Такова местность, среди которой будут совершаться происшествия, описываемые в начале настоящих «Записок». Добавлю, что, за исключением церкви пред глазами, лужайки шагов в тридцать длины и ширины и за ней дома каменного, которого только нижний этаж был отделан, а верхние окна забиты досками, я до семи лет не видал ничего или почти ничего. Весь мой горизонт ограничивался этим убогим простором. Меня никуда не брали, никуда не водили. Повернуть за угол забора, ограничивавшего лужайку справа (налево была церковная ограда), и пройти на улицу шагов за сорок, это бывало уже событием. Вне своего дома, едва-едва я помню до школы, как меня при похоронах матери возили куда-то (то есть на кладбище) и как я спрашивал Максимыча, мещаниновского кучера: куда маменьку везут? — и он мне постарался ответить что-то утешительное. Помню еще, как сквозь сон, что Андреич, пономарь, упросил раз моего отца отпустить меня с ним на «иллюминацию»; как вывел он меня за город (а мы и жили-то на конце города), как Андреич брал меня иногда на руки. Идти было очень трудно; под ноги то и дело попадались рога, на которые я спотыкался (вблизи были бойни). Много народу; ночь; слышалось пуканье (ракет) и виднелся щит, горевший огнями. Очевидно, происходило это 22 августа; но в каком году и сколько мне было лет, из памяти исчезло.
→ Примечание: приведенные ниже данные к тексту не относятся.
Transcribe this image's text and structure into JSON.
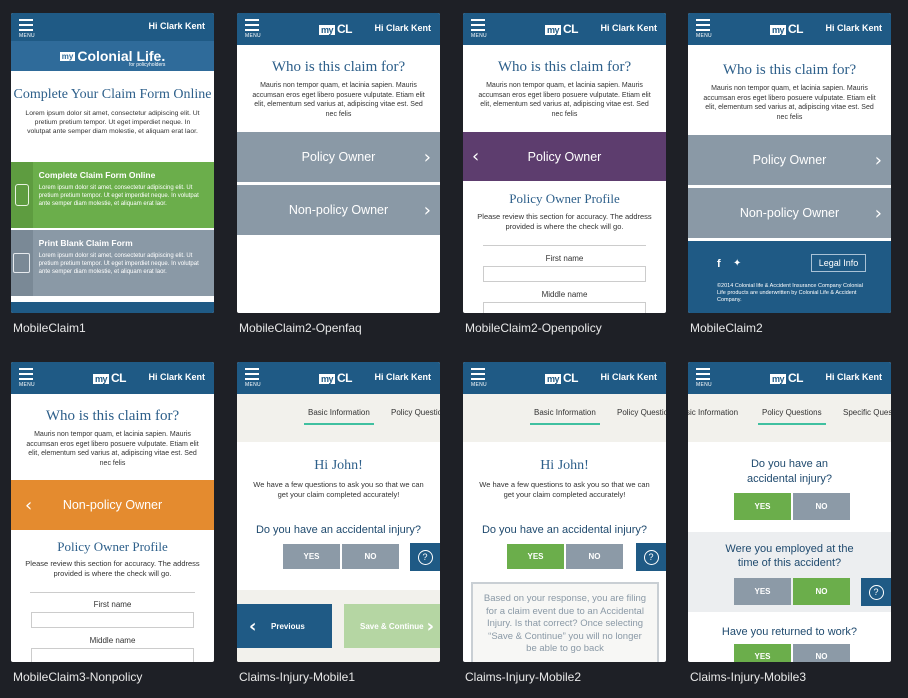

Еще темнее следующее воспоминание. Зима; отец едет в Черкизово (село верст 10 от города). Помню, то была помолвка двоюродного брата; как меня везли, в чем я провел несколько часов на «чужбине», все это вылетело, и в памяти осталось лишь, что и руки и ноги у меня окоченели. Я попросился на печку, но мне возразили, что тогда у меня руки и ноги отвалятся, и подали холодной воды, куда я должен был опустить руки. Это меня поразило кажущеюся несообразностью и врезалось.
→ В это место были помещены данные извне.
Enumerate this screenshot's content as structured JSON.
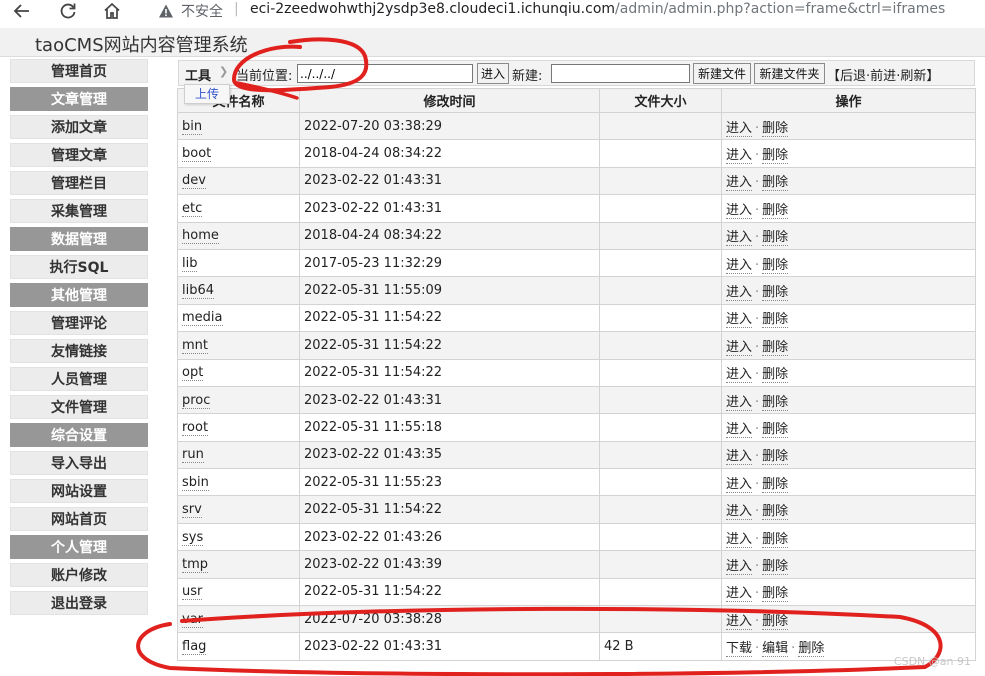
{
  "browser": {
    "insecure_label": "不安全",
    "separator": "|",
    "url_host": "eci-2zeedwohwthj2ysdp3e8.cloudeci1.ichunqiu.com",
    "url_path": "/admin/admin.php?action=frame&ctrl=iframes"
  },
  "app": {
    "title": "taoCMS网站内容管理系统"
  },
  "sidebar": {
    "items": [
      {
        "label": "管理首页",
        "kind": "link"
      },
      {
        "label": "文章管理",
        "kind": "head"
      },
      {
        "label": "添加文章",
        "kind": "link"
      },
      {
        "label": "管理文章",
        "kind": "link"
      },
      {
        "label": "管理栏目",
        "kind": "link"
      },
      {
        "label": "采集管理",
        "kind": "link"
      },
      {
        "label": "数据管理",
        "kind": "head"
      },
      {
        "label": "执行SQL",
        "kind": "link"
      },
      {
        "label": "其他管理",
        "kind": "head"
      },
      {
        "label": "管理评论",
        "kind": "link"
      },
      {
        "label": "友情链接",
        "kind": "link"
      },
      {
        "label": "人员管理",
        "kind": "link"
      },
      {
        "label": "文件管理",
        "kind": "link"
      },
      {
        "label": "综合设置",
        "kind": "head"
      },
      {
        "label": "导入导出",
        "kind": "link"
      },
      {
        "label": "网站设置",
        "kind": "link"
      },
      {
        "label": "网站首页",
        "kind": "link"
      },
      {
        "label": "个人管理",
        "kind": "head"
      },
      {
        "label": "账户修改",
        "kind": "link"
      },
      {
        "label": "退出登录",
        "kind": "link"
      }
    ]
  },
  "toolbar": {
    "tool_label": "工具",
    "location_label": "当前位置:",
    "path_value": "../../../",
    "enter_label": "进入",
    "new_label": "新建:",
    "new_value": "",
    "newfile_label": "新建文件",
    "newfolder_label": "新建文件夹",
    "bracket_open": "【",
    "back_label": "后退",
    "forward_label": "前进",
    "refresh_label": "刷新",
    "bracket_close": "】",
    "nav_sep": "·",
    "upload_label": "上传"
  },
  "table": {
    "headers": [
      "文件名称",
      "修改时间",
      "文件大小",
      "操作"
    ],
    "op_enter": "进入",
    "op_delete": "删除",
    "op_download": "下载",
    "op_edit": "编辑",
    "rows": [
      {
        "name": "bin",
        "time": "2022-07-20 03:38:29",
        "size": ""
      },
      {
        "name": "boot",
        "time": "2018-04-24 08:34:22",
        "size": ""
      },
      {
        "name": "dev",
        "time": "2023-02-22 01:43:31",
        "size": ""
      },
      {
        "name": "etc",
        "time": "2023-02-22 01:43:31",
        "size": ""
      },
      {
        "name": "home",
        "time": "2018-04-24 08:34:22",
        "size": ""
      },
      {
        "name": "lib",
        "time": "2017-05-23 11:32:29",
        "size": ""
      },
      {
        "name": "lib64",
        "time": "2022-05-31 11:55:09",
        "size": ""
      },
      {
        "name": "media",
        "time": "2022-05-31 11:54:22",
        "size": ""
      },
      {
        "name": "mnt",
        "time": "2022-05-31 11:54:22",
        "size": ""
      },
      {
        "name": "opt",
        "time": "2022-05-31 11:54:22",
        "size": ""
      },
      {
        "name": "proc",
        "time": "2023-02-22 01:43:31",
        "size": ""
      },
      {
        "name": "root",
        "time": "2022-05-31 11:55:18",
        "size": ""
      },
      {
        "name": "run",
        "time": "2023-02-22 01:43:35",
        "size": ""
      },
      {
        "name": "sbin",
        "time": "2022-05-31 11:55:23",
        "size": ""
      },
      {
        "name": "srv",
        "time": "2022-05-31 11:54:22",
        "size": ""
      },
      {
        "name": "sys",
        "time": "2023-02-22 01:43:26",
        "size": ""
      },
      {
        "name": "tmp",
        "time": "2023-02-22 01:43:39",
        "size": ""
      },
      {
        "name": "usr",
        "time": "2022-05-31 11:54:22",
        "size": ""
      },
      {
        "name": "var",
        "time": "2022-07-20 03:38:28",
        "size": ""
      },
      {
        "name": "flag",
        "time": "2023-02-22 01:43:31",
        "size": "42 B",
        "is_file": true
      }
    ]
  },
  "watermark": "CSDN @an 91",
  "colors": {
    "annotation_red": "#e0211d",
    "sidebar_head": "#979797"
  }
}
Помню и еще… но это уже было из домашней жизни, о которой после. Таков, однако, был мои небогатый опыт, такова ограниченность кругозора до самой школы, до семи лет. Теперь, как вспоминаю, поражает меня тогдашняя моя неразвитость. Из окон виден был у нас другой берег реки, на нем луг, а за лугом лес, среди которого пять больших деревьев выдавались из прочих. Сиживал я у окна, вперял взор и спрашивал: что же, однако, там, и далеко ли отсюда это место, где голубое небо садится на землю? Задавал я эти вопросы другим. Что мне отвечали — не помню, но, должно быть, что-нибудь чересчур применительное к моему возрасту, уклончивое, без объяснения сущности, потому что долго так и оставалось у меня мнение, что там, за лесом, и конец света.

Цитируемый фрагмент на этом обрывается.